In the liquid fuel industry, oxygenates are hydrocarbon-derived fuel additives containing at least one oxygen atom to promote complete combustion. Absent oxygenates, fuel combustion is usually incomplete, and the exhaust stream pollutes the air with carbon monoxide, soot particles, aromatic and polyaromatic hydrocarbons, and nitrated polyaromatic hydrocarbons.

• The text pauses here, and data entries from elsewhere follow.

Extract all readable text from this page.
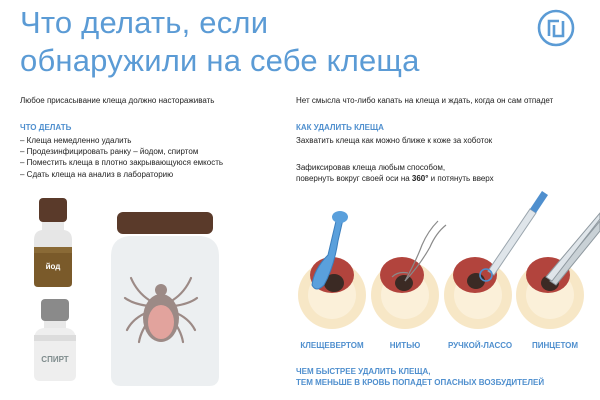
Что делать, если
обнаружили на себе клеща
Любое присасывание клеща должно настораживать
ЧТО ДЕЛАТЬ
– Клеща немедленно удалить
– Продезинфицировать ранку – йодом, спиртом
– Поместить клеща в плотно закрывающуюся емкость
– Сдать клеща на анализ в лабораторию
Нет смысла что-либо капать на клеща и ждать, когда он сам отпадет
КАК УДАЛИТЬ КЛЕЩА
Захватить клеща как можно ближе к коже за хоботок
Зафиксировав клеща любым способом,
повернуть вокруг своей оси на 360° и потянуть вверх
йод
СПИРТ
КЛЕЩЕВЕРТОМ	НИТЬЮ	РУЧКОЙ-ЛАССО	ПИНЦЕТОМ
ЧЕМ БЫСТРЕЕ УДАЛИТЬ КЛЕЩА,
ТЕМ МЕНЬШЕ В КРОВЬ ПОПАДЕТ ОПАСНЫХ ВОЗБУДИТЕЛЕЙ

The most common oxygenates are either alcohols or ethers, but ketones and aldehydes are also included in this distinction. Carboxylic acids and esters can be grouped with oxygenates in the simple definition that they contain at least one oxygen atom. However, they are usually unwanted in oils, and therefore likely fuels, due to their environmental toxicity and tendency to cause catalyst poisoning and corrosion during oil production and refining.
- Alcohols:
  - Methanol (MeOH)
  - Ethanol (EtOH); see also Common ethanol fuel mixtures
  - Isopropyl alcohol (IPA)
  - n-Butanol (BuOH)
  - Gasoline grade tert-butanol (GTBA)
- Ethers:
  - Methyl tert-butyl ether (MTBE)
  - tert-Amyl methyl ether (TAME)
  - tert-Hexyl methyl ether (THEME)
  - Ethyl tert-butyl ether (ETBE)
  - tert-Amyl ethyl ether (TAEE)
  - Diisopropyl ether (DIPE)

==In the United States==
In the United States, the Environmental Protection Agency (EPA) had authority to mandate that minimum proportions of oxygenates be added to automotive gasoline on regional and seasonal basis from 1992 until 2006 in an attempt to reduce air pollution, in particular ground-level ozone and smog. As of 2023, the EPA continues to require the use of oxygenated gasoline in certain areas during winter to regulate carbon monoxide emissions; however, the programs to fulfill its conditions are implemented by the states. In addition to this North American automakers from 2006 onwards promoted a blend of 85% ethanol and 15% gasoline, marketed as E85, and their flex-fuel vehicles, e.g. GM's Live Green, Go Yellow campaign. US Corporate Average Fuel Economy (CAFE) standards give an artificial 54% fuel efficiency bonus to vehicles capable of running on 85% alcohol blends over vehicles not adapted to run on 85% alcohol blends. There is also alcohols' intrinsically cleaner combustion, however due to its lower energy density it is not capable of producing as much energy per gallon as gasoline. Much gasoline sold in the United States is blended with up to 10% of an oxygenating agent. This is known as oxygenated fuel and often (but not entirely correctly, as there are reformulated gasolines without oxygenate) as reformulated gasoline. Methyl tert-butyl ether (MTBE) was the most common fuel additive in the United States, prior to government mandated use of ethanol. Typically, gasoline with added MTBE is called reformulated gasoline, while gasoline with ethanol is called oxygenated gasoline.